I take it into my hand and it thrums with power. It speaks to something inside of me that I can feel awakening. It is made for me and I for it. “With you,” I whisper, “I will fly to heaven and tell the sun of all the deeds of Aviela.”
I admire my spear for a moment more and drop my flame. My wish for light has been fulfilled. I slip the seeds into a side pouch of the bag beside Aviela’s gloves that I’d taken from beside her body. No matter my grief they were too valuable to be left in a tomb. The other knife I slip into its sheath and tuck into the waist of my trousers where I can access it easily.
I look back the way from which I came and smile with a tremble in my lips. “Goodbye, Aviela. Thank you.”
I cannot turn.
My ennui turns to fear as the cocoon wraps my legs first then springs over the rest of my body in an instant.
My world turns dark and I am within its warmth.
You heeded my words, Pik. You’ve feasted on the flesh of the abominations and have grown strong.
“What? Why have you brought me here?”
Your body is like diamond and your mind is honed. You are ready, are you not, to advance?
“To advance? I don’t…I’m ready to be Marked? Can you do that? Can you make me strong?”
To be Marked, yes. The voice is wistful. But to ascend to the next floor. To move beyond the Undercroft. That is the progression, yes.

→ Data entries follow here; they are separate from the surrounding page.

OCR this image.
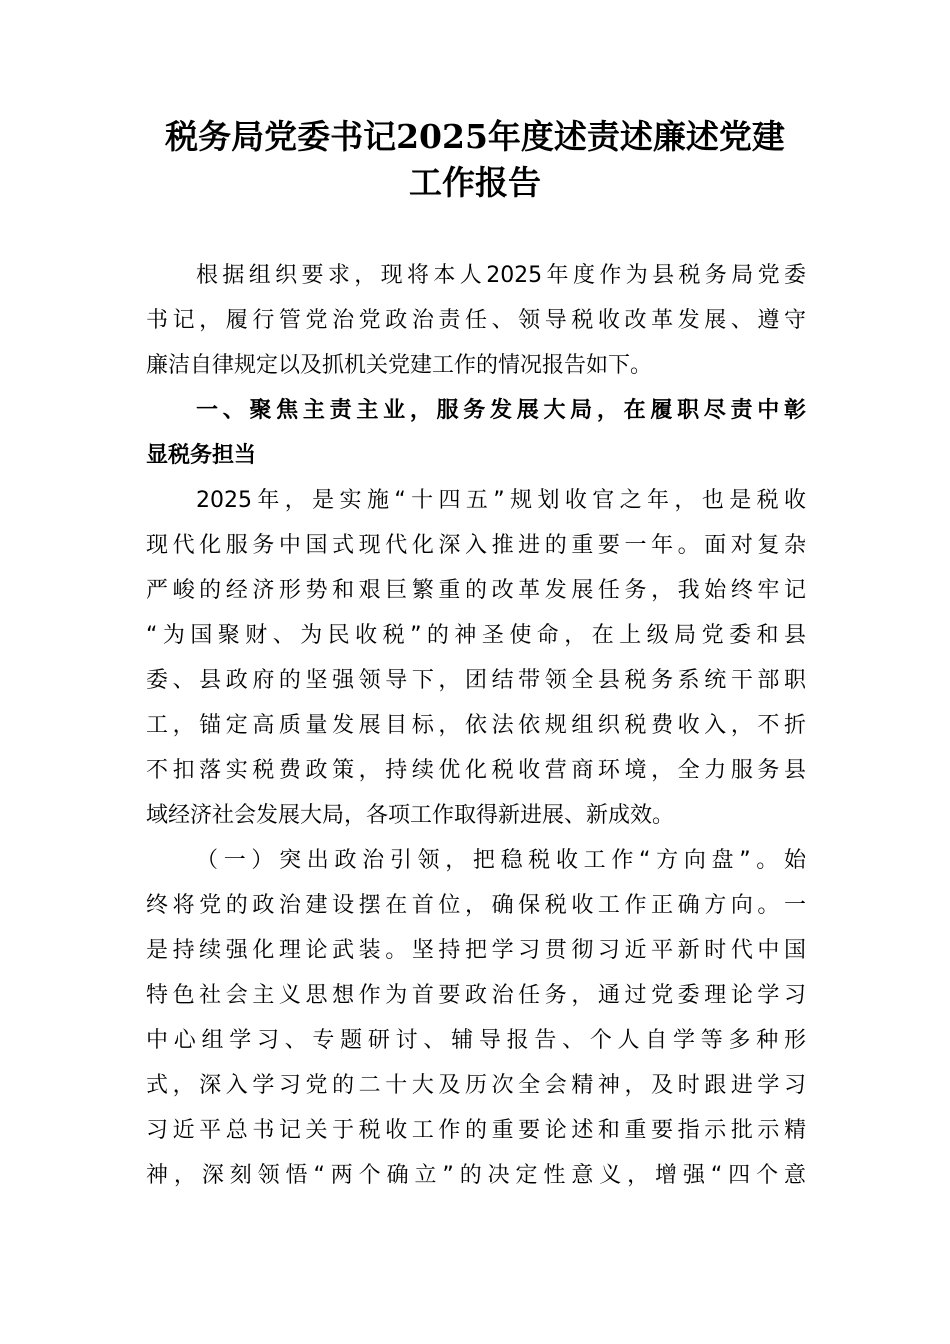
税务局党委书记2025年度述责述廉述党建
工作报告
根据组织要求，现将本人2025年度作为县税务局党委
书记，履行管党治党政治责任、领导税收改革发展、遵守
廉洁自律规定以及抓机关党建工作的情况报告如下。
一、聚焦主责主业，服务发展大局，在履职尽责中彰
显税务担当
2025年，是实施“十四五”规划收官之年，也是税收
现代化服务中国式现代化深入推进的重要一年。面对复杂
严峻的经济形势和艰巨繁重的改革发展任务，我始终牢记
“为国聚财、为民收税”的神圣使命，在上级局党委和县
委、县政府的坚强领导下，团结带领全县税务系统干部职
工，锚定高质量发展目标，依法依规组织税费收入，不折
不扣落实税费政策，持续优化税收营商环境，全力服务县
域经济社会发展大局，各项工作取得新进展、新成效。
（一）突出政治引领，把稳税收工作“方向盘”。始
终将党的政治建设摆在首位，确保税收工作正确方向。一
是持续强化理论武装。坚持把学习贯彻习近平新时代中国
特色社会主义思想作为首要政治任务，通过党委理论学习
中心组学习、专题研讨、辅导报告、个人自学等多种形
式，深入学习党的二十大及历次全会精神，及时跟进学习
习近平总书记关于税收工作的重要论述和重要指示批示精
神，深刻领悟“两个确立”的决定性意义，增强“四个意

“Can you help me do it?” Am I shouting in the endless, warm dark? There’s no reference.
I have helped you, Pik. I gifted you a new eye so that you could see the truth of things; use it better. I gave that person a book. I taught her to read.

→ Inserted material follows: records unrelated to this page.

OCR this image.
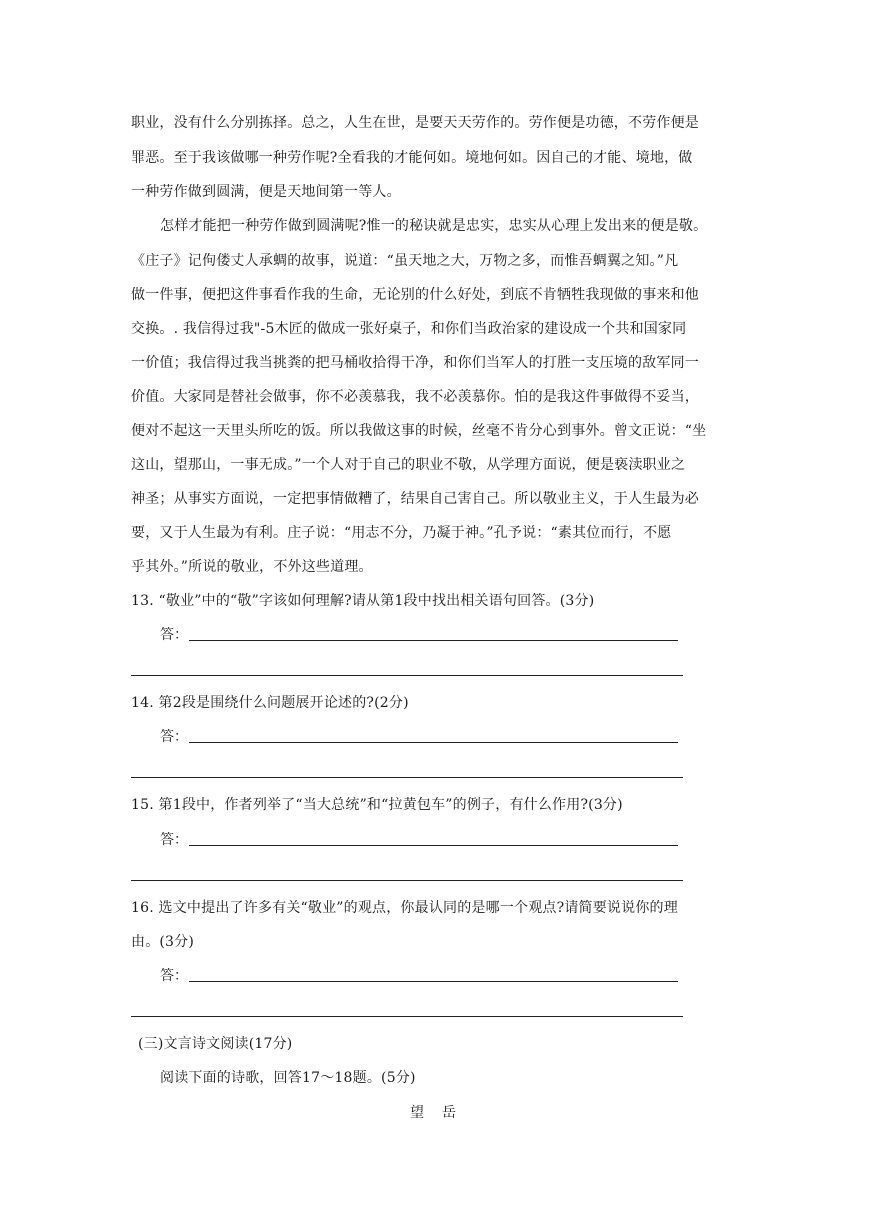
职业，没有什么分别拣择。总之，人生在世，是要天天劳作的。劳作便是功德，不劳作便是
罪恶。至于我该做哪一种劳作呢?全看我的才能何如。境地何如。因自己的才能、境地，做
一种劳作做到圆满，便是天地间第一等人。
怎样才能把一种劳作做到圆满呢?惟一的秘诀就是忠实，忠实从心理上发出来的便是敬。
《庄子》记佝偻丈人承蜩的故事，说道：“虽天地之大，万物之多，而惟吾蜩翼之知。”凡
做一件事，便把这件事看作我的生命，无论别的什么好处，到底不肯牺牲我现做的事来和他
交换。. 我信得过我"-5木匠的做成一张好桌子，和你们当政治家的建设成一个共和国家同
一价值；我信得过我当挑粪的把马桶收拾得干净，和你们当军人的打胜一支压境的敌军同一
价值。大家同是替社会做事，你不必羡慕我，我不必羡慕你。怕的是我这件事做得不妥当，
便对不起这一天里头所吃的饭。所以我做这事的时候，丝毫不肯分心到事外。曾文正说：“坐
这山，望那山，一事无成。”一个人对于自己的职业不敬，从学理方面说，便是亵渎职业之
神圣；从事实方面说，一定把事情做糟了，结果自己害自己。所以敬业主义，于人生最为必
要，又于人生最为有利。庄子说：“用志不分，乃凝于神。”孔予说：“素其位而行，不愿
乎其外。”所说的敬业，不外这些道理。
13. “敬业”中的“敬”字该如何理解?请从第1段中找出相关语句回答。(3分)
答：
14. 第2段是围绕什么问题展开论述的?(2分)
答：
15. 第1段中，作者列举了“当大总统”和“拉黄包车”的例子，有什么作用?(3分)
答：
16. 选文中提出了许多有关“敬业”的观点，你最认同的是哪一个观点?请简要说说你的理
由。(3分)
答：
(三)文言诗文阅读(17分)
阅读下面的诗歌，回答17～18题。(5分)
望岳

“You…What? How? How did…if you can do that then…could you have saved her?”
I cannot interfere. I am meddling beyond my bounds as we speak. She is not important, Pik. You are important. You must advance. You must ascend.
“Not important?” I sputter. “She was important to me. She was my teacher. She was…kind. She…She liked to dance.”

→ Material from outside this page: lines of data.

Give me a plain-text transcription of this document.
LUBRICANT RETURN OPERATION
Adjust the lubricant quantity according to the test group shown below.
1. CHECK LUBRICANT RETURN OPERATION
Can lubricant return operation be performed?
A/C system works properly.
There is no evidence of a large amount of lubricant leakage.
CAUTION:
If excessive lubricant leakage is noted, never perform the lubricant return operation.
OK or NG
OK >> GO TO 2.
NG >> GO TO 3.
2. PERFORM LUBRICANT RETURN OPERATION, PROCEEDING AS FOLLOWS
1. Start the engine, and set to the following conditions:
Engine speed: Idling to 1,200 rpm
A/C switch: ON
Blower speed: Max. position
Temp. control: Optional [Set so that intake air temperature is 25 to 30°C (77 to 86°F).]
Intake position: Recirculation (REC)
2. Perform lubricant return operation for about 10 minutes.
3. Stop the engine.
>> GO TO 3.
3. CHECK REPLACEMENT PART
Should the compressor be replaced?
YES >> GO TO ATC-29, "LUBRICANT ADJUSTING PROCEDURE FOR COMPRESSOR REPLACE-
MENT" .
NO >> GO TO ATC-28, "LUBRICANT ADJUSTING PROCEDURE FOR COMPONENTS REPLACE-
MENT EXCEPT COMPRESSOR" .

The worst of it all is that I do not know Aviela. Not really. She came into my life as a saviour and left it as the same. She’ll never fail to be a hero in my mind and memory but she wasn’t truly a person to me. I know so little of her and that is the greatest tragedy I can imagine.
Be wary, Pik. You are close to breaking through the limitations of your self. Care that you do not damage what cannot be fixed. And… For the first time the voice sounds worried. Be careful. The restrictions of the Undercroft are to be removed. Those protections afforded to the fledglings will become null. Still, you should be safe from the higher beings for now as they will suffocate in this place.
Find yourself. Find your power. Come to the trial armed and forewarned and ascend. Goodbye, Pik. Remember, your power is in the flesh. Find faith in the flesh, Pik.
They are gone as quickly as they arrived and yet I scream, scream, rail into the dark as I’m held as tightly as a swaddled babe. How dare they make demands of me. If they reached a hand into this place of the architects and gave Aviela that book then they could have touched it once more and saved her from her fate.
“I don’t forgive you. Architect or not, I do not forgive you. How can I have faith in anything you say if you rule over such cruelty?”
Their words, though, their warnings ring true. The flesh is my salvation, I know it. It is also my curse. I need it. I crave it like a man days without water begs for the obelisk. I will not stop myself eating. Even now in this place of nothing I feel the strength of the serpentine beasts leeching into my bones.
Aviela gave me a new appreciation of my body and I will not squander a word of her lessons by being less than I might otherwise be. If the cocoon is going to hold me, I will learn, I will find that part of myself that must be greater and I will make it so.
Then I will break from this place. I will ascend to heaven and the sun. I will find that voice that makes demands of me and I will take its speaker by the throat and make them understand that all life, that every friend of mine, is important.